If you’ve heard about the recent Bernie Madoff scheme where over $50 billion has been taken from investors, you know what a Ponzi Scheme is. If not, here’s a brief video for you which explains it:
Basically, the schemer pays returns to investors with money from subsequent investors. Normally, it falls apart and the schemer is exposed. Here are two cases of Ponzi Schemes that are still existent and legal.
Ponzi Scheme #1 – House Flipping
This one is interesting in that it is a distributed ponzi scheme, there are multiple schemers. Think of the recent real estate bubble in the process of correcting itself. All of those people that “invested” in real estate as this bubble grew, flipping houses to make money, were contributing to the scheme. They were all schemers trying to make easy money. (To clarify, by house flipping I’m referring to those people that purchase houses on speculation that the price will increase, slap on a coat of paint and sell it as recently remodeled.) Sadly, the victims in this scheme were those that purchased and still own the homes purchased at over-inflated prices. I’m not currently aware of any legislation or pending legislation that will prevent or even discourage house flipping in the future.
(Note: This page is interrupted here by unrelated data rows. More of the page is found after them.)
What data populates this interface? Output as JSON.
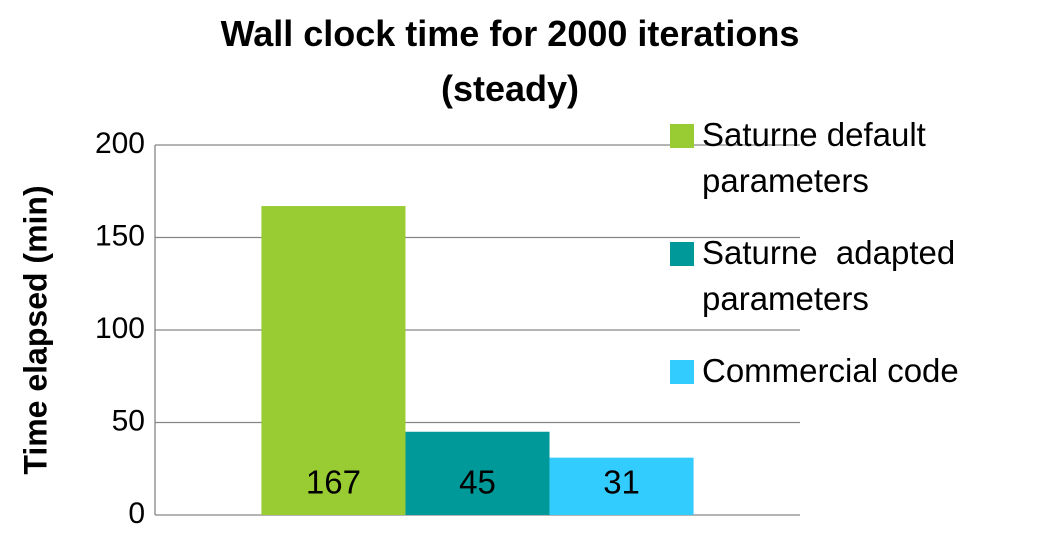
{
  "chart_data": {
    "type": "bar",
    "title": "Wall clock time for 2000 iterations (steady)",
    "y_label": "Time elapsed (min)",
    "categories": [
      null
    ],
    "series": [
      {
        "name": "Saturne default parameters",
        "color": "#99cc33",
        "values": [
          167
        ]
      },
      {
        "name": "Saturne  adapted parameters",
        "color": "#009999",
        "values": [
          45
        ]
      },
      {
        "name": "Commercial code",
        "color": "#33ccff",
        "values": [
          31
        ]
      }
    ],
    "ylim": [
      0,
      200
    ],
    "yticks": [
      0,
      50,
      100,
      150,
      200
    ],
    "grid": true,
    "legend": "right"
  }
}
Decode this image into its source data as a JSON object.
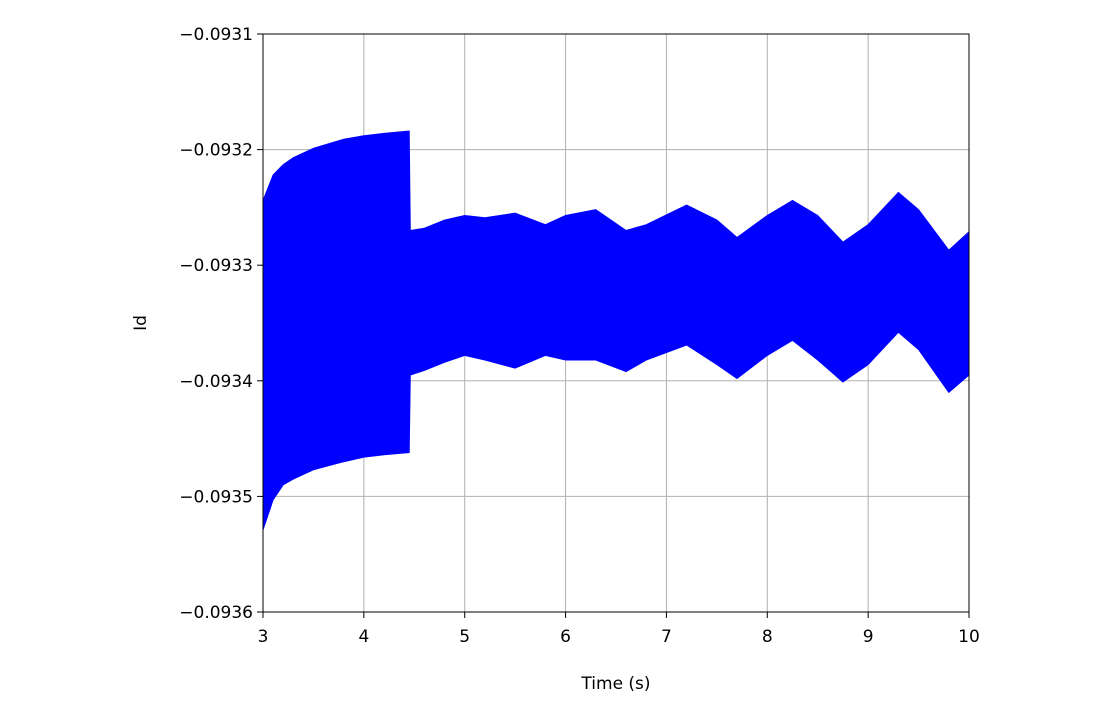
{
  "chart_data": {
    "type": "range_area",
    "xlabel": "Time (s)",
    "ylabel": "Id",
    "color": "#0000ff",
    "grid": true,
    "x": [
      3.0,
      3.1,
      3.2,
      3.3,
      3.5,
      3.8,
      4.0,
      4.2,
      4.45,
      4.46,
      4.6,
      4.8,
      5.0,
      5.2,
      5.5,
      5.8,
      6.0,
      6.3,
      6.6,
      6.8,
      7.2,
      7.5,
      7.7,
      8.0,
      8.25,
      8.5,
      8.75,
      9.0,
      9.3,
      9.5,
      9.8,
      10.0
    ],
    "high": [
      -0.093244,
      -0.093222,
      -0.093213,
      -0.093207,
      -0.093199,
      -0.093191,
      -0.093188,
      -0.093186,
      -0.093184,
      -0.09327,
      -0.093268,
      -0.093261,
      -0.093257,
      -0.093259,
      -0.093255,
      -0.093265,
      -0.093257,
      -0.093252,
      -0.09327,
      -0.093265,
      -0.093248,
      -0.093261,
      -0.093276,
      -0.093257,
      -0.093244,
      -0.093257,
      -0.09328,
      -0.093265,
      -0.093237,
      -0.093252,
      -0.093287,
      -0.093271
    ],
    "low": [
      -0.093529,
      -0.093503,
      -0.09349,
      -0.093485,
      -0.093477,
      -0.09347,
      -0.093466,
      -0.093464,
      -0.093462,
      -0.093395,
      -0.093391,
      -0.093384,
      -0.093378,
      -0.093382,
      -0.093389,
      -0.093378,
      -0.093382,
      -0.093382,
      -0.093392,
      -0.093382,
      -0.093369,
      -0.093386,
      -0.093398,
      -0.093378,
      -0.093365,
      -0.093382,
      -0.093401,
      -0.093386,
      -0.093358,
      -0.093373,
      -0.09341,
      -0.093395
    ],
    "xlim": [
      3,
      10
    ],
    "xticks": [
      3,
      4,
      5,
      6,
      7,
      8,
      9,
      10
    ],
    "ylim": [
      -0.0936,
      -0.0931
    ],
    "yticks": [
      {
        "value": -0.0936,
        "label": "−0.0936"
      },
      {
        "value": -0.0935,
        "label": "−0.0935"
      },
      {
        "value": -0.0934,
        "label": "−0.0934"
      },
      {
        "value": -0.0933,
        "label": "−0.0933"
      },
      {
        "value": -0.0932,
        "label": "−0.0932"
      },
      {
        "value": -0.0931,
        "label": "−0.0931"
      }
    ]
  }
}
Ponzi Scheme #2 – Social Security
This one is especially disturbing because we are all victims of it and are required by law to “invest” our money. By 2017, Social Security will have to pay out more in benefits than it receives in taxes. Sound familiar? Current workers are paying into a Ponzi Scheme that will not be able to pay them back when it comes time for them to retire. I’m not counting on Social Security funding my retirement and neither should you. I just wish there was a way to opt-out of this one.